Assim, este ano, quase sempre na Sala Buñuel (o espaço do Palácio dos Festivais que se “especializou” nos clássicos), vai ser possível ver ou rever títulos como Bye Bye Brazil (1978), de Carlos Diegues, dir-se-ia o filme que encerra as convulsões criativas do Cinema Novo brasileiro, O Exército das Sombras (1969), de Jean-Pierre Melville, um dos retratos mais depurados, e também mais fascinantes, da Resistência Francesa durante a Segunda Guerra Mundial, ou Os Sete Samurais (1954), objeto central na filmografia de Akira Kurosawa, decisivo na difusão internacional da produção japonesa. Isto sem esquecer a apresentação de alguns novos documentários que são outros tantos complementos no conhecimento de obras e personalidades que influenciaram os mais diversos aspectos da história dos filmes - este ano será possível descobrir trabalhos documentais sobre atrizes como Elizabeth Taylor e Faye Dunaway, o compositor Michel Legrand, ou ainda Jim Henson, personalidade central no universo televisivo e cinematográfico dos Marretas.
Três efemérides
Entre as efemérides com datas “redondas”, deparamos com o restauro de três filmes que definem momentos emblemáticos de invenção artística associada à vocação popular do cinema. São eles Os Chapéus de Chuva de Cherburgo (1964), de Jacques Demy, The Sugarland Express/Asfalto Quente (1974), de Steven Spielberg, e Paris, Texas (1984), de Wim Wenders. Além de comemorarem, respetivamente, 60, 50 e 40 anos de existência, todos eles estiveram em Cannes: o primeiro e o terceiro foram mesmo distinguidos com a Palma de Ouro; o filme de Spielberg recebeu o prémio de argumento.

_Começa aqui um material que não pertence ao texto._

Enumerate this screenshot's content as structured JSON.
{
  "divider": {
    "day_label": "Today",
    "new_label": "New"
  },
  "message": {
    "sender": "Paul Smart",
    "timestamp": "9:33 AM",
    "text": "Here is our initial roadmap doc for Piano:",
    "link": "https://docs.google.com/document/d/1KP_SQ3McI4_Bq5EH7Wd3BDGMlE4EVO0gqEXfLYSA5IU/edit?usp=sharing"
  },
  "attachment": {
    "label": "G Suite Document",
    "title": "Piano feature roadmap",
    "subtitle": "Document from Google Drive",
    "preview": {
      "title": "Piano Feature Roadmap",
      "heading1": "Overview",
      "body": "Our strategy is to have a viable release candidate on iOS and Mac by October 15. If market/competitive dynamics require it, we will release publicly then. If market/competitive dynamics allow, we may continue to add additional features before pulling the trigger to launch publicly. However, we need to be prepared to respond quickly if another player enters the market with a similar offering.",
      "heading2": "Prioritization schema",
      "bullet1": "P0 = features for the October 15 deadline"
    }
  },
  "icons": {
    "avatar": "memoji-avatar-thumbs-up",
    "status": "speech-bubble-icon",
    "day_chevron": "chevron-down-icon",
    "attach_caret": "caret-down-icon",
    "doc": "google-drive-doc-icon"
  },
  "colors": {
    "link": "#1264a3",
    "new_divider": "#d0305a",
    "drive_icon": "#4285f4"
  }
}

Escusado será sublinhar a importância dos filmes de Demy, único título da Nova Vaga que ganhou uma Palma, e Spielberg, primeira longa-metragem para cinema de um autor que transfigurou a paisagem industrial. Seja como for, não será exagero considerar que Paris, Texas desempenhou o papel suplementar de bandeira de uma ideia independente de cinema em que a sensibilidade europeia se cruza com um património narrativo “made in USA” - desde então, para mais do que uma geração de espectadores, Wenders manteve-se como figura modelar dessa independência.